La noche es un rastro de espuma sin estrellas
que se asienta lentamente en el alma.
Durante
un rato la médico ha observado al hombre sentado en el pasillo con el niño en
los brazos.
La
de él es una imagen habitual: un soldado con un niño en brazos que espera por
un médico y mientras tanto sostiene el cuerpo que desde lejos a la médico le
parece una bolsa con líquido. Está allí, sentado entre otros muchos que esperan
el turno curador.
Sobre
el suelo, en el pasillo donde se atiborran refugiados, el soldado abraza al
niño contra su cuerpo. Lo sostiene así, estrechamente contra él y sólo de vez
en vez le habla, como dándole aliento. Pero la gente es mucha, la fila larga,
las urgencias sobrepuestas unas a otras.
El
hombre ha insistido un rato en que atiendan al niño, pero cualquier insistencia
es imposible. Nada alcanza para acelerar la tramitación en que los desastres se
desarrollan encima de los hombres. Resignado, permanece allí, abrazando el
cuerpo contra su propio cuerpo, casi como una bolsa con tesoros.
—Somalí…eh,
tú, somalí…Entra.
La
médico le hace un gesto al soldado, pero el soldado no atiende al gesto de la médico.

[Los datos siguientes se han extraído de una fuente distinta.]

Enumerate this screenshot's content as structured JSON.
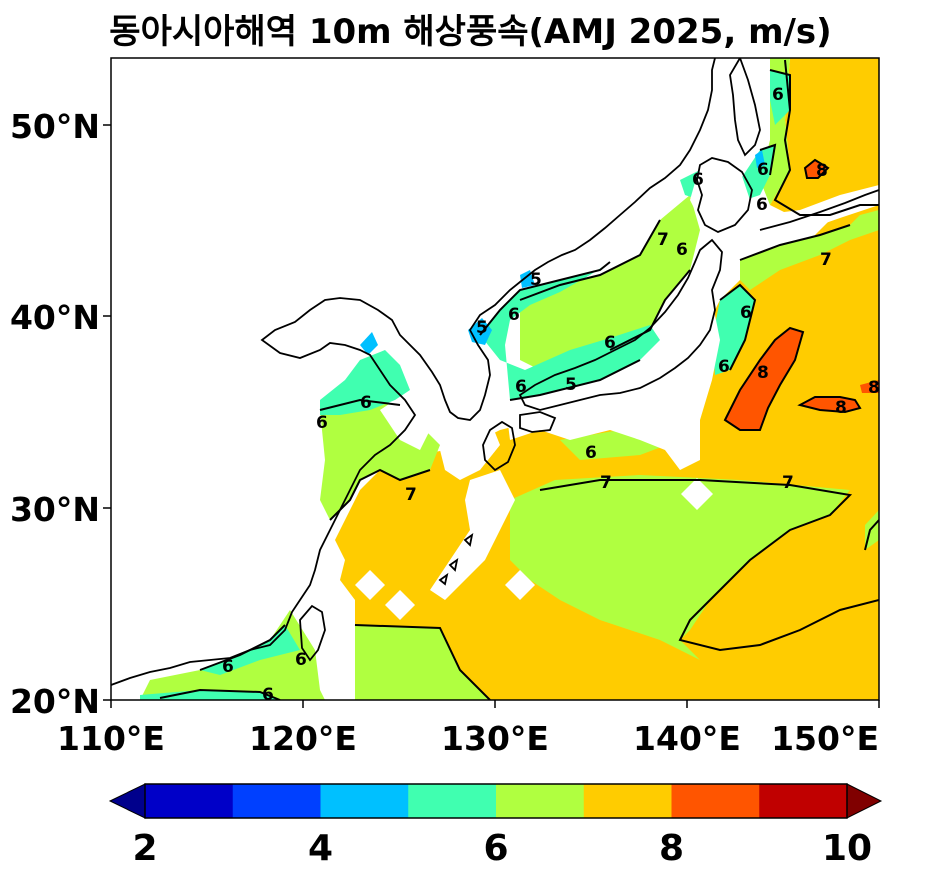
{
  "title": "동아시아해역 10m 해상풍속(AMJ 2025, m/s)",
  "map": {
    "lon_range": [
      110,
      150
    ],
    "lat_range": [
      20,
      53.5
    ],
    "x_ticks": [
      "110°E",
      "120°E",
      "130°E",
      "140°E",
      "150°E"
    ],
    "y_ticks": [
      "20°N",
      "30°N",
      "40°N",
      "50°N"
    ],
    "contour_labels": [
      "5",
      "5",
      "5",
      "6",
      "6",
      "6",
      "6",
      "6",
      "6",
      "6",
      "6",
      "6",
      "6",
      "6",
      "6",
      "6",
      "6",
      "6",
      "6",
      "7",
      "7",
      "7",
      "7",
      "7",
      "8",
      "8",
      "8",
      "8"
    ]
  },
  "colorbar": {
    "tick_labels": [
      "2",
      "4",
      "6",
      "8",
      "10"
    ],
    "colors": [
      "#00008c",
      "#0000c8",
      "#0040ff",
      "#00c0ff",
      "#40ffb0",
      "#b0ff40",
      "#ffcc00",
      "#ff5500",
      "#c00000",
      "#800000"
    ]
  }
}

Sólo sostiene al niño, con los ojos extraviados en algún lugar que está lejos
de allí.
—Somalí…¿vas
a entrar o no con ese niño?
La
médico insiste, acercándose a la entrada de la sala de traumas desde donde otro
personal retira a un muerto.
El
periodista de la BBC que está tomando fotos y recopilando testimonios, llama la
atención del soldado sobre la médico.
El
hombre alza los ojos y la mujer en la puerta de la sala de trauma le hace un
gesto. Lo observa levantarse, apretando al niño contra el pecho y avanzar, sorteando
a otros que esperan.
—¿No
me escuchabas, somalí?– insiste en preguntar la médica.
—Kenyata.–
dice él.
—Pues
para mí eres el somalí…Te atendí en Nairobi cuando te trajeron desde Somalia. Moriste
en mis brazos…Yo soy la médico que declaró tu muerte.– dice ella, risueña– ¿Cómo
olvidarte?.. Te declaré muerto y resucitaste 30 segundos después…Yo ya me había
quitado los guantes.
—En
estos lugares siempre somos los mismos.– reflexiona él, aferrando al niño
contra el pecho como un flaco paquete de alimentos en un tiempo de hambruna.
La médico
casi debe forcejear con el hombre para colocar el cuerpo del niño en la
camilla.
—¿Sus
padres?– pregunta.
—Muertos.–
murmura él.
—El
niño también.– dice ella.
Manda
retirar el cuerpo y no agrega nada más.
El
corresponsal de la BBC toma dos o tres fotos de la escena.